In 1815, he engaged in a noted controversy on Unitarianism with William E. Channing. A review, attributed to Jeremiah Evarts, had been published in The Panoplist in June 1815 of a pamphlet on American Unitarianism (American Unitarianism; or a Brief History of the Progress and Present State of the Unitarian Churches of America). Channing objected to the way Unitarians in the United States were portrayed in the review, Worcester replied to this objection, and an exchange of pamphlets followed.

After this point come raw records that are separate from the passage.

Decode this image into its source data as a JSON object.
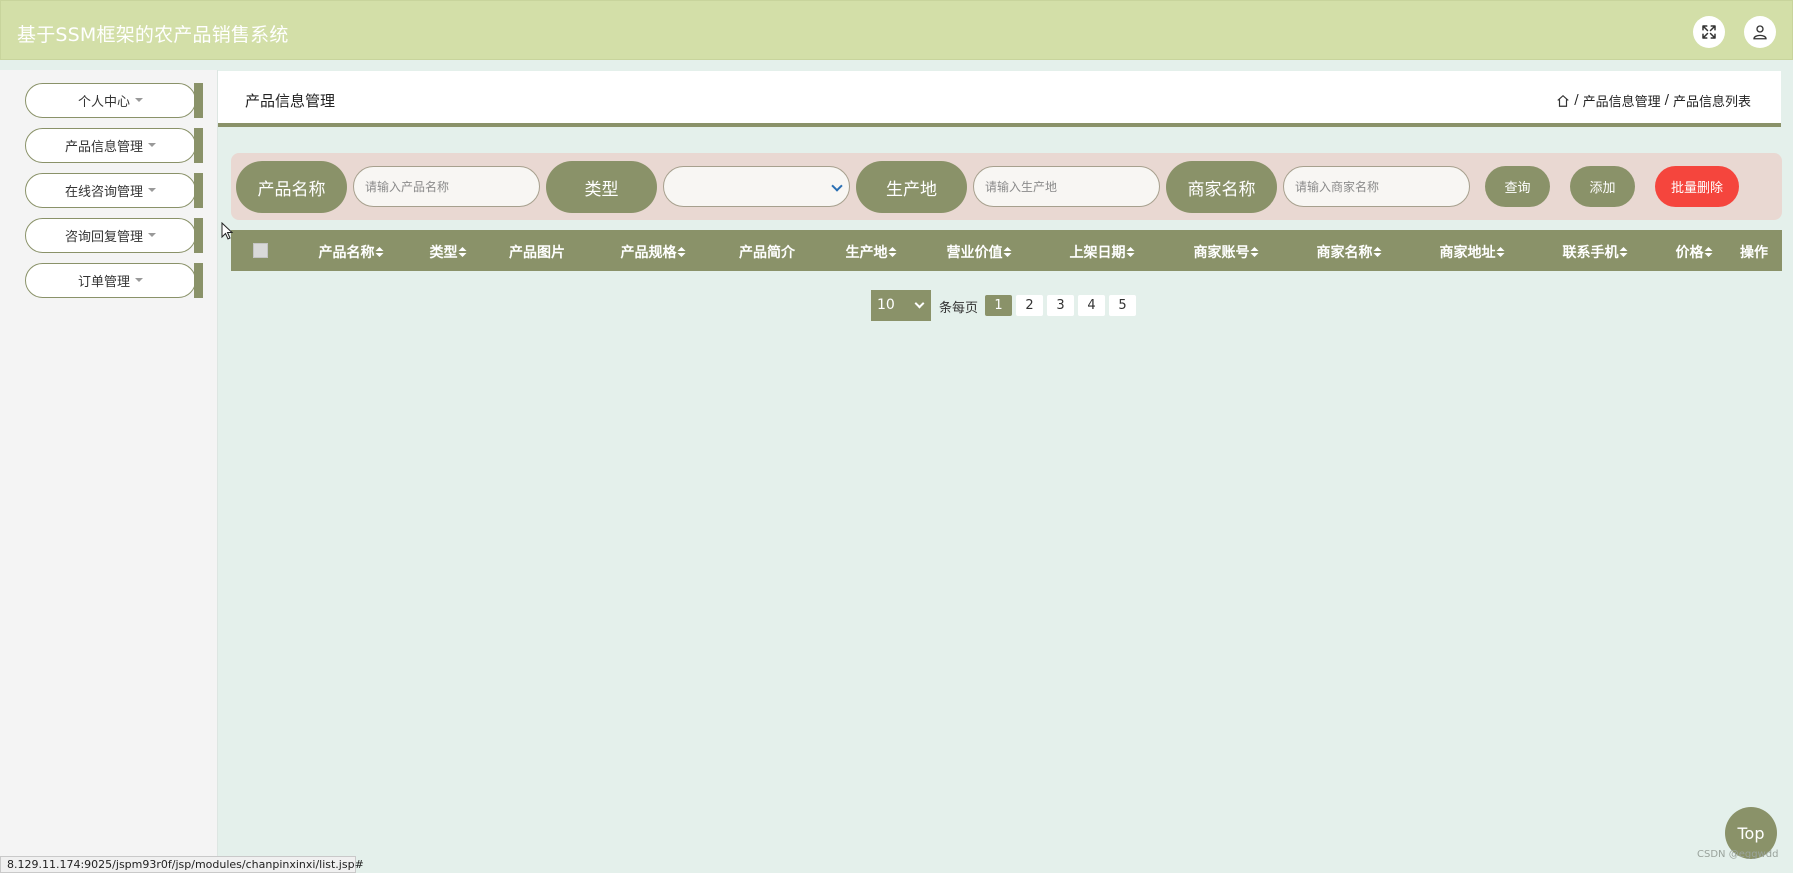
{
  "header": {
    "title": "基于SSM框架的农产品销售系统",
    "fullscreen_icon": "fullscreen-icon",
    "user_icon": "user-icon"
  },
  "sidebar": {
    "items": [
      {
        "label": "个人中心"
      },
      {
        "label": "产品信息管理"
      },
      {
        "label": "在线咨询管理"
      },
      {
        "label": "咨询回复管理"
      },
      {
        "label": "订单管理"
      }
    ]
  },
  "panel": {
    "title": "产品信息管理",
    "breadcrumb": {
      "home_icon": "home-icon",
      "separator": "/",
      "level1": "产品信息管理",
      "level2": "产品信息列表"
    }
  },
  "search": {
    "product_name_label": "产品名称",
    "product_name_placeholder": "请输入产品名称",
    "type_label": "类型",
    "type_value": "",
    "origin_label": "生产地",
    "origin_placeholder": "请输入生产地",
    "merchant_name_label": "商家名称",
    "merchant_name_placeholder": "请输入商家名称",
    "query_button": "查询",
    "add_button": "添加",
    "batch_delete_button": "批量删除"
  },
  "table": {
    "columns": [
      {
        "label": "产品名称",
        "sortable": true
      },
      {
        "label": "类型",
        "sortable": true
      },
      {
        "label": "产品图片",
        "sortable": false
      },
      {
        "label": "产品规格",
        "sortable": true
      },
      {
        "label": "产品简介",
        "sortable": false
      },
      {
        "label": "生产地",
        "sortable": true
      },
      {
        "label": "营业价值",
        "sortable": true
      },
      {
        "label": "上架日期",
        "sortable": true
      },
      {
        "label": "商家账号",
        "sortable": true
      },
      {
        "label": "商家名称",
        "sortable": true
      },
      {
        "label": "商家地址",
        "sortable": true
      },
      {
        "label": "联系手机",
        "sortable": true
      },
      {
        "label": "价格",
        "sortable": true
      },
      {
        "label": "操作",
        "sortable": false
      }
    ],
    "rows": []
  },
  "pagination": {
    "page_size": "10",
    "per_page_label": "条每页",
    "pages": [
      "1",
      "2",
      "3",
      "4",
      "5"
    ],
    "current_page": "1"
  },
  "top_button": "Top",
  "watermark": "CSDN @eggwdd",
  "status_url": "8.129.11.174:9025/jspm93r0f/jsp/modules/chanpinxinxi/list.jsp#",
  "colors": {
    "header_bg": "#d3dfa8",
    "accent": "#8a9269",
    "search_bg": "#e9d8d2",
    "danger": "#f5453d",
    "content_bg": "#e4f0eb"
  }
}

At the time of his death, Worcester was traveling for the benefit of his health.

==Publications==
- Discourses on the Covenant with Abraham (Salem, 1805)
- Three Letters to the Rev. William E. Channing on Unitarianism (Boston, 1815)
- Watts's Entire and Select Hymns (1818)
He also published single sermons and pamphlets, and reviews and essays in religious periodicals. After his death, a collection of his sermons was published (1823).

==Family==
Samuel's brother Noah was a pioneer of the peace movement in the United States. Another brother Thomas (1768–1831) was also a clergyman. Samuel's son Samuel Melancthon Worcester (4 September 1801, Fitchburg, Massachusetts - 16 August 1866, Boston) graduated from Harvard in 1822, studied for a year at Andover, was a tutor in Amherst from 1823 to 1825, and professor of rhetoric and oratory there from 1825 to 1834. He was pastor of the Tabernacle Church, Salem, from 1834 to 1860, when impaired health caused him to resign. He was a member of the Massachusetts Senate and House of Representatives. He published Essays on Slavery, by Vigorinus (1826), The Memorial of the Old and New Tabernacle (Boston, 1855), Life and Labors of Rev. Samuel Worcester (2 vols., Boston, 1852), and single sermons and discourses, and articles in religious periodicals.